- Former Amazon executive Vivian Gadeli is suing the company, alleging fraud and discrimination.
- She said her boss told her to ignore legal advice to limit the materials Amazon AI models could use.
- Ghaderi also claimed that Amazon demoted her for taking maternity leave.
A former Amazon executive has accused the company of directing the company to violate copyright laws to compete with other tech giants in the AI ​​field.
Vivian Gadeli filed a lawsuit against Amazon in Los Angeles Superior Court, claiming she was discriminated against and ultimately fired.
The complaint, dated April 16, was reported earlier this week by The Register, which published the full document.

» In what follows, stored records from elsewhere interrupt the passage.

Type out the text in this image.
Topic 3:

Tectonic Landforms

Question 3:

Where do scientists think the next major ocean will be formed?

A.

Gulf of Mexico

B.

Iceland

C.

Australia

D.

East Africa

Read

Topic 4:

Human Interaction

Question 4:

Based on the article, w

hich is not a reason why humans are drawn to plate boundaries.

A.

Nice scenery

Ghaderi said he was tasked with pointing out possible violations of the law in the way Amazon develops LLMs (Large-Scale Language Models).
(LLM is a text generation service like Open AI's ChatGPT or Google's Bard.)
The complaint alleges that Gaderi's boss, Andrei Sutiskin, instructed her to ignore legal advice and Amazon's own policies to get a better outcome.
From the complaint:
Steiskin dismissed Ghadelli's concerns about Amazon's internal policies, saying that “other companies” – other AI companies – are “doing” those policies in pursuit of better outcomes. I told her to ignore it.
The allegations about Amazon's AI efforts stem from a larger case in which Ghaderi claims she was demoted and ultimately fired for taking maternity leave.
In a statement to Business Insider, Amazon spokesperson Montana McLachlan did not directly address Gadelli's claims.
She said Amazon “does not tolerate discrimination, harassment, or retaliation in the workplace” and will investigate allegations and punish wrongdoing.
Ghaderi said she complained to the human resources department, which largely rejected her claims and ultimately fired her.
BI also sent messages to Ghaderi and other Amazon employees named in the complaint, but did not immediately receive a response.
Ghaderi's lawsuit alleges that Amazon violated California law protecting whistleblowers and a statute that makes pregnancy discrimination illegal.
Her lawyers said in the complaint that Amazon's rush to compete in AI has made employees like her “collateral damage in the battle for the future of the technology industry.”
Ghaderi's LinkedIn says she worked at Amazon until January 2024, but the complaint says she was fired on November 17, 2023.
Ghaderi does not appear to have talked about leaving Amazon outside of the lawsuit.
Although Ghaderi's case has not yet been heard in court, the frenzy of AI product development in Silicon Valley is well documented.
The rush also extended to Amazon. In November 2023, Business Insider's Eugene Kim reported that the company was rushing to launch new AI products on par with Microsoft.
AI developments are pushing the boundaries of copyright law as tech companies and publishers battle over ownership and usage of the vast amounts of text that AI models ingest.
Some publishers claim they are owed billions of dollars because tech companies use their works.
The New York Times is pursuing a landmark lawsuit against OpenAI, saying it owes a huge debt to OpenAI for using its content to train ChatGPT.
Some companies take a different approach. BI's parent company, Axel Springer, has signed a deal with OpenAI that allows it to use its articles.